Department of Physics, McGill University.
J Vis Exp. 2017 Jun 13(124):55697. doi: 10.3791/55697.
Brain and spinal cord injury may lead to permanent disability and death because it is still not possible to regenerate neurons over long distances and accurately reconnect them with an appropriate target. Here a procedure is described to rapidly initiate, elongate, and precisely connect new functional neuronal circuits over long distances. The extension rates achieved reach over 1.2 mm/h, 30-60 times faster than the in vivo rates of the fastest growing axons from the peripheral nervous system (0.02 to 0.04 mm/h) and 10 times faster than previously reported for the same neuronal type at an earlier stage of development. First, isolated populations of rat hippocampal neurons are grown for 2-3 weeks in microfluidic devices to precisely position the cells, enabling easy micromanipulation and experimental reproducibility. Next, beads coated with poly-D-lysine (PDL) are placed on neurites to form adhesive contacts and pipette micromanipulation is used to move the resulting bead-neurite complex. As the bead is moved, it pulls out a new neurite that can be extended over hundreds of micrometers and functionally connected to a target cell in less than 1 h. This process enables experimental reproducibility and ease of manipulation while bypassing slower chemical strategies to induce neurite growth. Preliminary measurements presented here demonstrate a neuronal growth rate far exceeding physiological ones. Combining these innovations allows for the precise establishment of neuronal networks in culture with an unprecedented degree of control. It is a novel method that opens the door to a plethora of information and insights into signal transmission and communication within the neuronal network as well as being a playground in which to explore the limits of neuronal growth. The potential applications and experiments are widespread with direct implications for therapies that aim to reconnect neuronal circuits after trauma or in neurodegenerative diseases.

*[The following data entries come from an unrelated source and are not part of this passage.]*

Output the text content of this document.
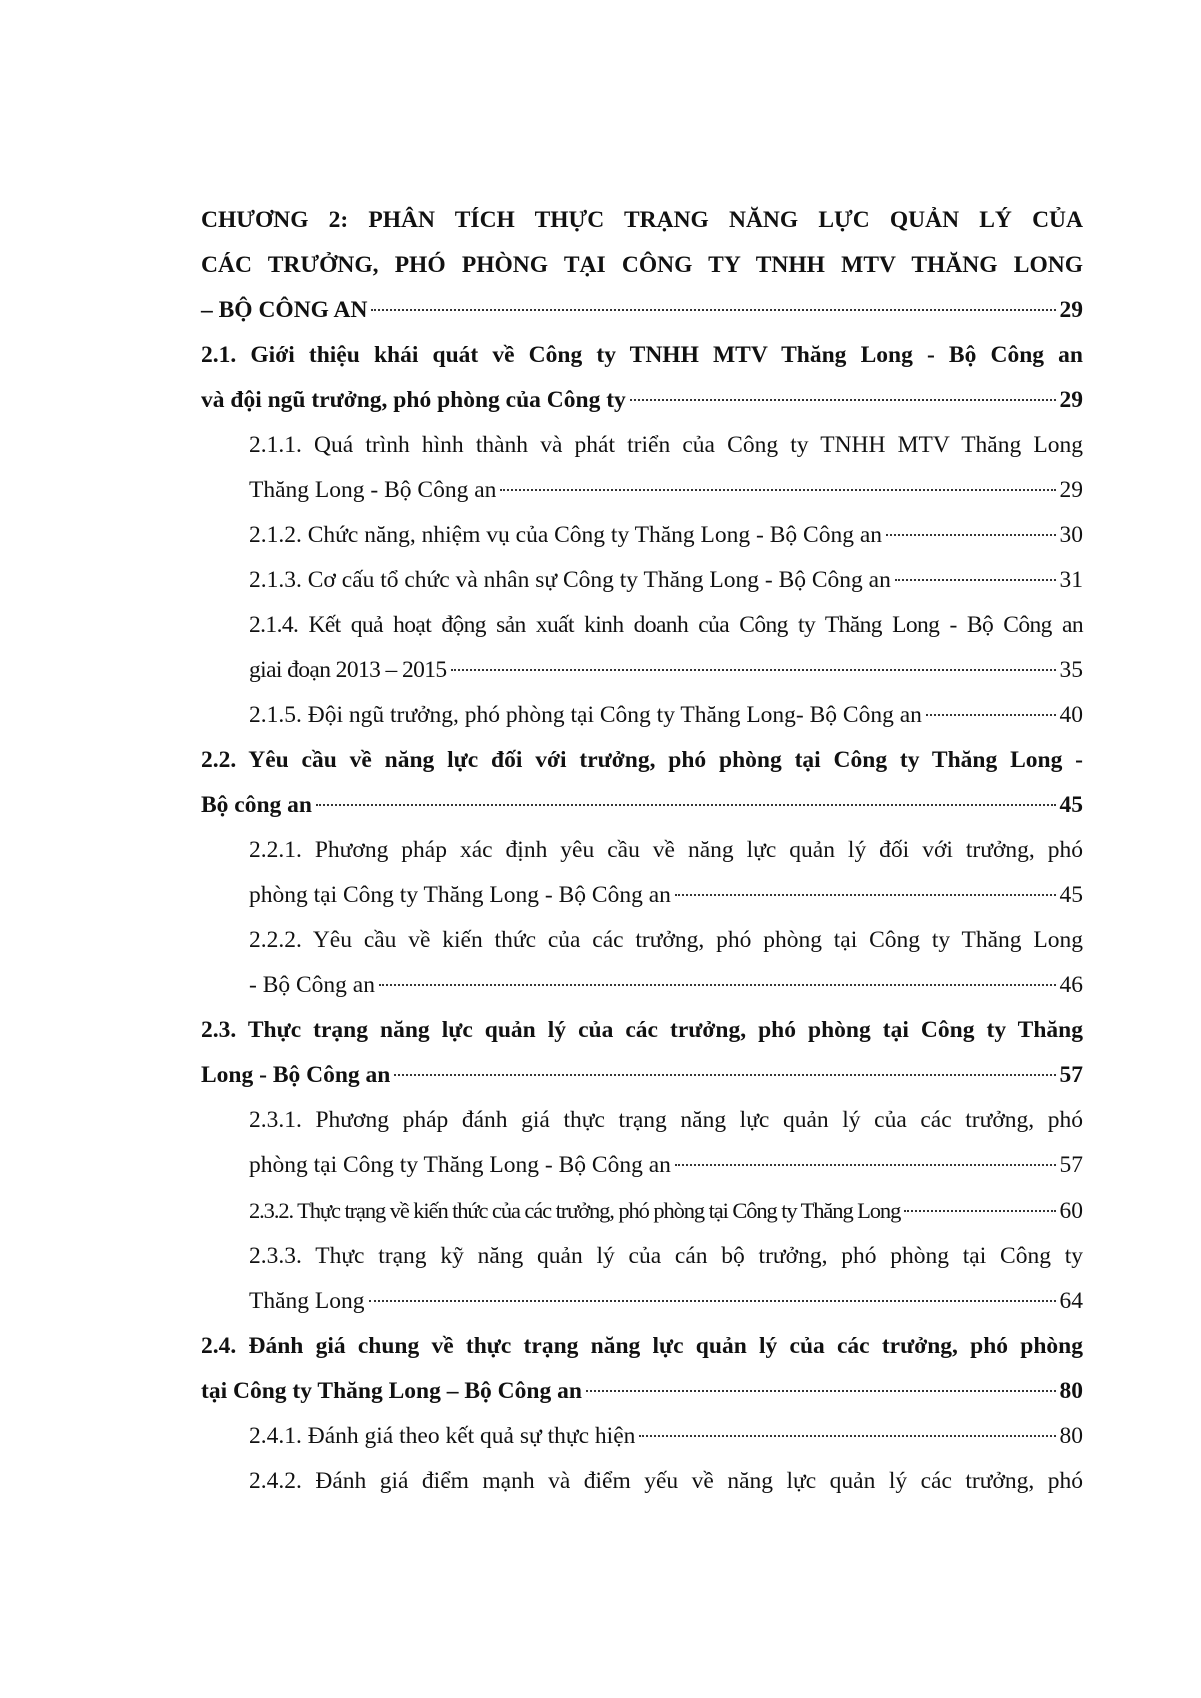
CHƯƠNG 2: PHÂN TÍCH THỰC TRẠNG NĂNG LỰC QUẢN LÝ CỦA
CÁC TRƯỞNG, PHÓ PHÒNG TẠI CÔNG TY TNHH MTV THĂNG LONG
– BỘ CÔNG AN	29
2.1. Giới thiệu khái quát về Công ty TNHH MTV Thăng Long - Bộ Công an
và đội ngũ trưởng, phó phòng của Công ty	29
2.1.1. Quá trình hình thành và phát triển của Công ty TNHH MTV Thăng Long
Thăng Long - Bộ Công an	29
2.1.2. Chức năng, nhiệm vụ của Công ty Thăng Long - Bộ Công an	30
2.1.3. Cơ cấu tổ chức và nhân sự Công ty Thăng Long - Bộ Công an	31
2.1.4. Kết quả hoạt động sản xuất kinh doanh của Công ty Thăng Long - Bộ Công an
giai đoạn 2013 – 2015	35
2.1.5. Đội ngũ trưởng, phó phòng tại Công ty Thăng Long- Bộ Công an	40
2.2. Yêu cầu về năng lực đối với trưởng, phó phòng tại Công ty Thăng Long -
Bộ công an	45
2.2.1. Phương pháp xác định yêu cầu về năng lực quản lý đối với trưởng, phó
phòng tại Công ty Thăng Long - Bộ Công an	45
2.2.2. Yêu cầu về kiến thức của các trưởng, phó phòng tại Công ty Thăng Long
- Bộ Công an	46
2.3. Thực trạng năng lực quản lý của các trưởng, phó phòng tại Công ty Thăng
Long - Bộ Công an	57
2.3.1. Phương pháp đánh giá thực trạng năng lực quản lý của các trưởng, phó
phòng tại Công ty Thăng Long - Bộ Công an	57
2.3.2. Thực trạng về kiến thức của các trưởng, phó phòng tại Công ty Thăng Long	60
2.3.3. Thực trạng kỹ năng quản lý của cán bộ trưởng, phó phòng tại Công ty
Thăng Long	64
2.4. Đánh giá chung về thực trạng năng lực quản lý của các trưởng, phó phòng
tại Công ty Thăng Long – Bộ Công an	80
2.4.1. Đánh giá theo kết quả sự thực hiện	80
2.4.2. Đánh giá điểm mạnh và điểm yếu về năng lực quản lý các trưởng, phó
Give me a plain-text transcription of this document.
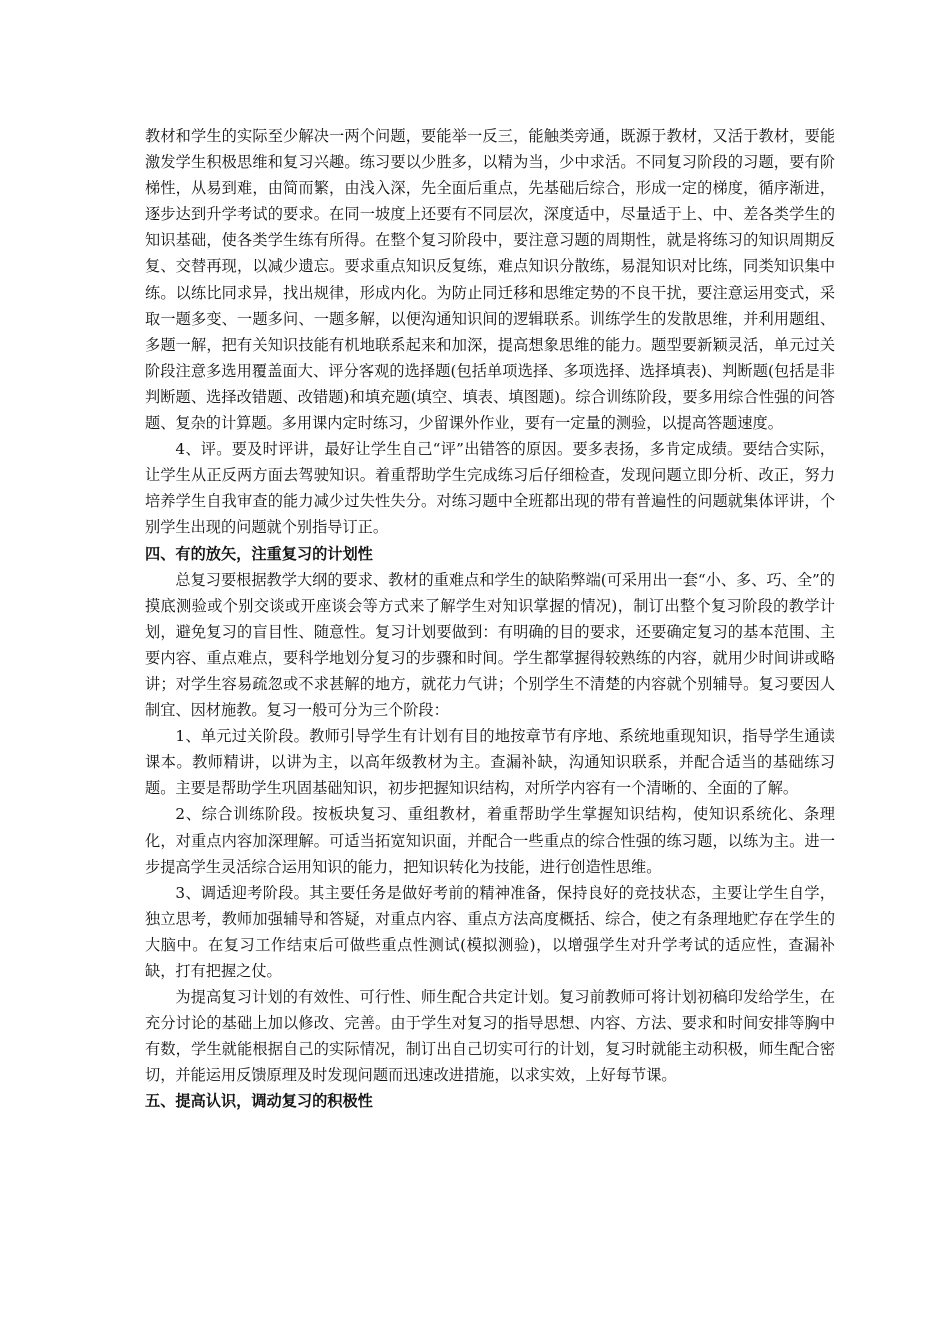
教材和学生的实际至少解决一两个问题，要能举一反三，能触类旁通，既源于教材，又活于教材，要能激发学生积极思维和复习兴趣。练习要以少胜多，以精为当，少中求活。不同复习阶段的习题，要有阶梯性，从易到难，由简而繁，由浅入深，先全面后重点，先基础后综合，形成一定的梯度，循序渐进，逐步达到升学考试的要求。在同一坡度上还要有不同层次，深度适中，尽量适于上、中、差各类学生的知识基础，使各类学生练有所得。在整个复习阶段中，要注意习题的周期性，就是将练习的知识周期反复、交替再现，以减少遗忘。要求重点知识反复练，难点知识分散练，易混知识对比练，同类知识集中练。以练比同求异，找出规律，形成内化。为防止同迁移和思维定势的不良干扰，要注意运用变式，采取一题多变、一题多问、一题多解，以便沟通知识间的逻辑联系。训练学生的发散思维，并利用题组、多题一解，把有关知识技能有机地联系起来和加深，提高想象思维的能力。题型要新颖灵活，单元过关阶段注意多选用覆盖面大、评分客观的选择题(包括单项选择、多项选择、选择填表)、判断题(包括是非判断题、选择改错题、改错题)和填充题(填空、填表、填图题)。综合训练阶段，要多用综合性强的问答题、复杂的计算题。多用课内定时练习，少留课外作业，要有一定量的测验，以提高答题速度。

4、评。要及时评讲，最好让学生自己“评”出错答的原因。要多表扬，多肯定成绩。要结合实际，让学生从正反两方面去驾驶知识。着重帮助学生完成练习后仔细检查，发现问题立即分析、改正，努力培养学生自我审查的能力减少过失性失分。对练习题中全班都出现的带有普遍性的问题就集体评讲，个别学生出现的问题就个别指导订正。

四、有的放矢，注重复习的计划性

总复习要根据教学大纲的要求、教材的重难点和学生的缺陷弊端(可采用出一套“小、多、巧、全”的摸底测验或个别交谈或开座谈会等方式来了解学生对知识掌握的情况)，制订出整个复习阶段的教学计划，避免复习的盲目性、随意性。复习计划要做到：有明确的目的要求，还要确定复习的基本范围、主要内容、重点难点，要科学地划分复习的步骤和时间。学生都掌握得较熟练的内容，就用少时间讲或略讲；对学生容易疏忽或不求甚解的地方，就花力气讲；个别学生不清楚的内容就个别辅导。复习要因人制宜、因材施教。复习一般可分为三个阶段：

1、单元过关阶段。教师引导学生有计划有目的地按章节有序地、系统地重现知识，指导学生通读课本。教师精讲，以讲为主，以高年级教材为主。查漏补缺，沟通知识联系，并配合适当的基础练习题。主要是帮助学生巩固基础知识，初步把握知识结构，对所学内容有一个清晰的、全面的了解。

2、综合训练阶段。按板块复习、重组教材，着重帮助学生掌握知识结构，使知识系统化、条理化，对重点内容加深理解。可适当拓宽知识面，并配合一些重点的综合性强的练习题，以练为主。进一步提高学生灵活综合运用知识的能力，把知识转化为技能，进行创造性思维。

3、调适迎考阶段。其主要任务是做好考前的精神准备，保持良好的竞技状态，主要让学生自学，独立思考，教师加强辅导和答疑，对重点内容、重点方法高度概括、综合，使之有条理地贮存在学生的大脑中。在复习工作结束后可做些重点性测试(模拟测验)，以增强学生对升学考试的适应性，查漏补缺，打有把握之仗。

为提高复习计划的有效性、可行性、师生配合共定计划。复习前教师可将计划初稿印发给学生，在充分讨论的基础上加以修改、完善。由于学生对复习的指导思想、内容、方法、要求和时间安排等胸中有数，学生就能根据自己的实际情况，制订出自己切实可行的计划，复习时就能主动积极，师生配合密切，并能运用反馈原理及时发现问题而迅速改进措施，以求实效，上好每节课。

五、提高认识，调动复习的积极性
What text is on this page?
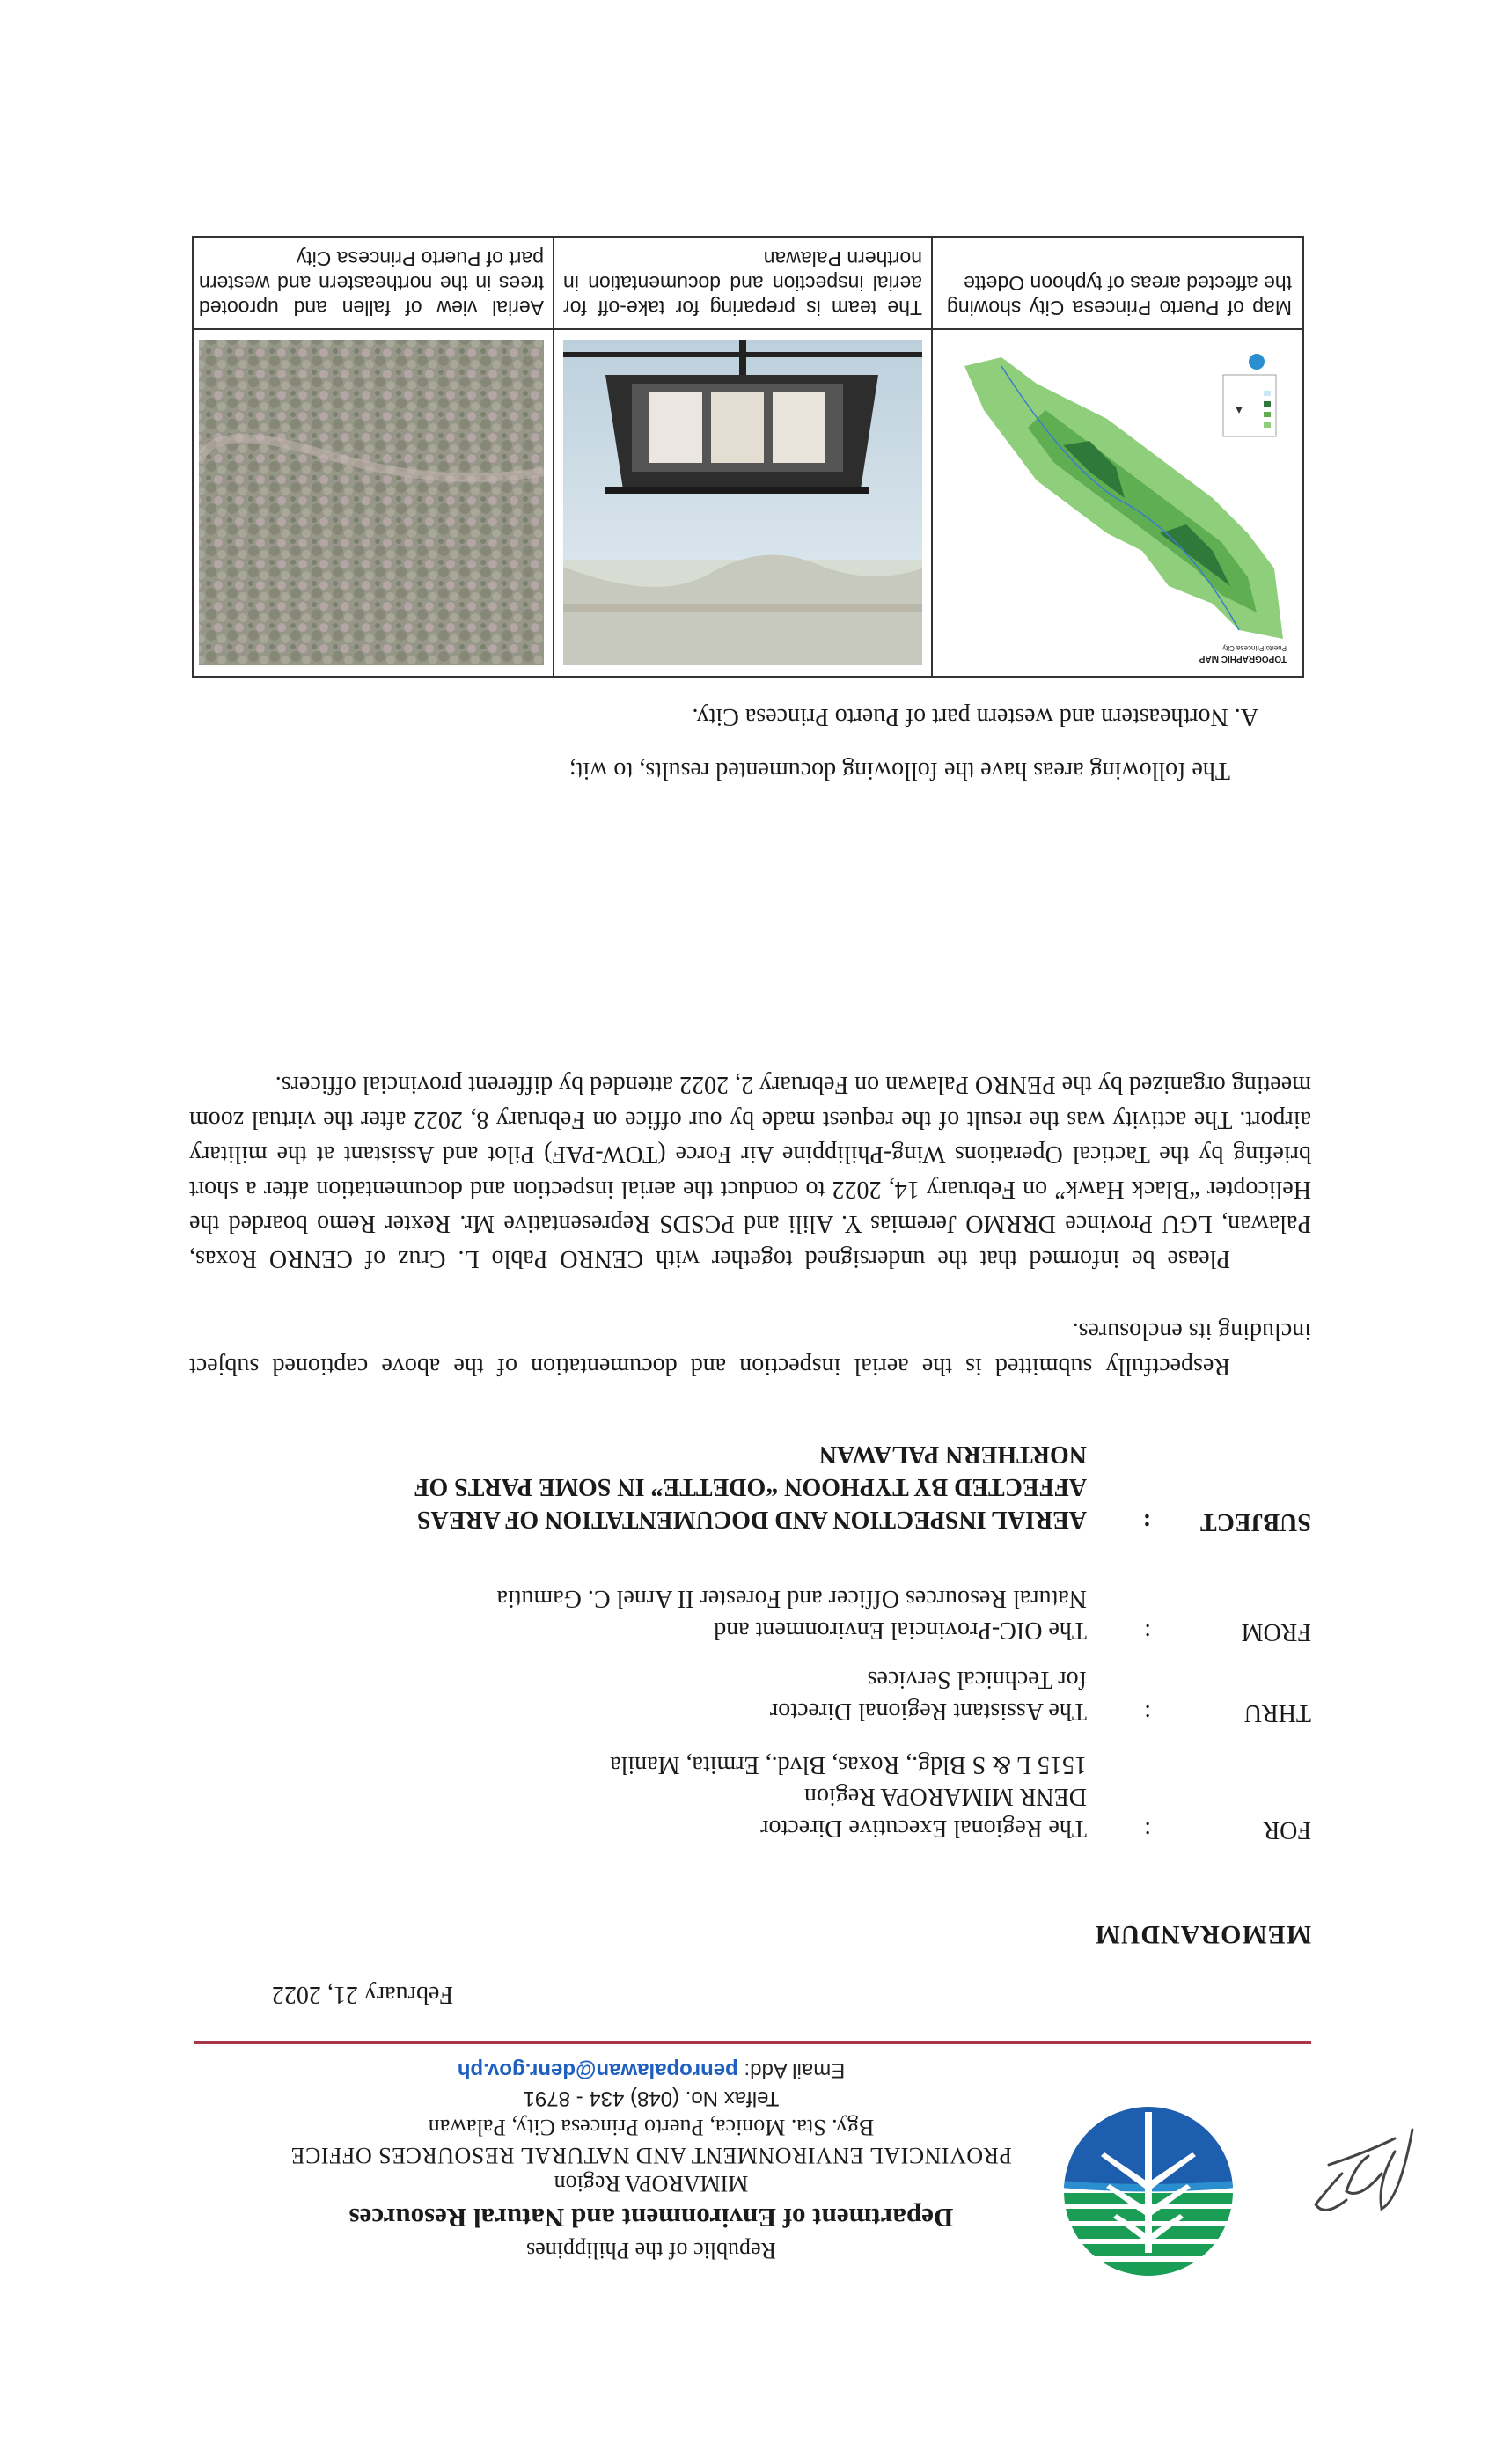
Republic of the Philippines
Department of Environment and Natural Resources
MIMAROPA Region
PROVINCIAL ENVIRONMENT AND NATURAL RESOURCES OFFICE
Bgy. Sta. Monica, Puerto Princesa City, Palawan
Telfax No. (048) 434 - 8791
Email Add: penropalawan@denr.gov.ph
February 21, 2022
MEMORANDUM
FOR
:
The Regional Executive Director
DENR MIMAROPA Region
1515 L & S Bldg., Roxas, Blvd., Ermita, Manila
THRU
:
The Assistant Regional Director
for Technical Services
FROM
:
The OIC-Provincial Environment and
Natural Resources Officer and Forester II Arnel C. Gamutia
SUBJECT
:
AERIAL INSPECTION AND DOCUMENTATION OF AREAS
AFFECTED BY TYPHOON “ODETTE” IN SOME PARTS OF
NORTHERN PALAWAN
Respectfully submitted is the aerial inspection and documentation of the above captioned subject including its enclosures.
Please be informed that the undersigned together with CENRO Pablo L. Cruz of CENRO Roxas, Palawan, LGU Province DRRMO Jeremias Y. Alili and PCSDS Representative Mr. Rexter Remo boarded the Helicopter “Black Hawk” on February 14, 2022 to conduct the aerial inspection and documentation after a short briefing by the Tactical Operations Wing-Philippine Air Force (TOW-PAF) Pilot and Assistant at the military airport. The activity was the result of the request made by our office on February 8, 2022 after the virtual zoom meeting organized by the PENRO Palawan on February 2, 2022 attended by different provincial officers.
The following areas have the following documented results, to wit;
A. Northeastern and western part of Puerto Princesa City.
TOPOGRAPHIC MAP
Puerto Princesa City
Map of Puerto Princesa City showing the affected areas of typhoon Odette
The team is preparing for take-off for aerial inspection and documentation in northern Palawan
Aerial view of fallen and uprooted trees in the northeastern and western part of Puerto Princesa City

脑和脊髓损伤可能导致永久性残疾和死亡,因为目前仍无法使神经元进行长距离再生并准确地与合适的靶标重新连接。本文描述了一种可快速启动、延长并精确连接新的长距离功能性神经元回路的方法。所实现的延伸速率超过1.2毫米/小时,比外周神经系统中生长最快的轴突的体内生长速率(0.02至0.04毫米/小时)快30至60倍,比之前报道的相同神经元类型在发育早期的生长速率快10倍。首先,将分离出的大鼠海马神经元群体在微流控装置中培养2至3周,以精确地定位细胞,便于进行显微操作并实现实验的可重复性。接下来,将涂有聚-D-赖氨酸(PDL)的珠子放置在神经突上以形成粘附接触,并使用移液管显微操作来移动由此形成的珠子-神经突复合体。随着珠子的移动,它会拉出一条新的神经突,该神经突可以延伸数百微米,并在不到1小时的时间内与靶细胞建立功能连接。这个过程在绕过诱导神经突生长的较慢化学策略的同时,实现了实验的可重复性和操作的简便性。此处给出的初步测量结果表明,神经元的生长速率远远超过生理速率。将这些创新结合起来,可以以前所未有的控制程度在培养物中精确建立神经元网络。这是一种新颖的方法,为深入了解神经元网络内的信号传递和通信打开了一扇充满大量信息和见解的大门,同时也是一个探索神经元生长极限的平台。其潜在的应用和实验非常广泛,对旨在修复创伤后或神经退行性疾病中神经元回路的治疗方法具有直接影响。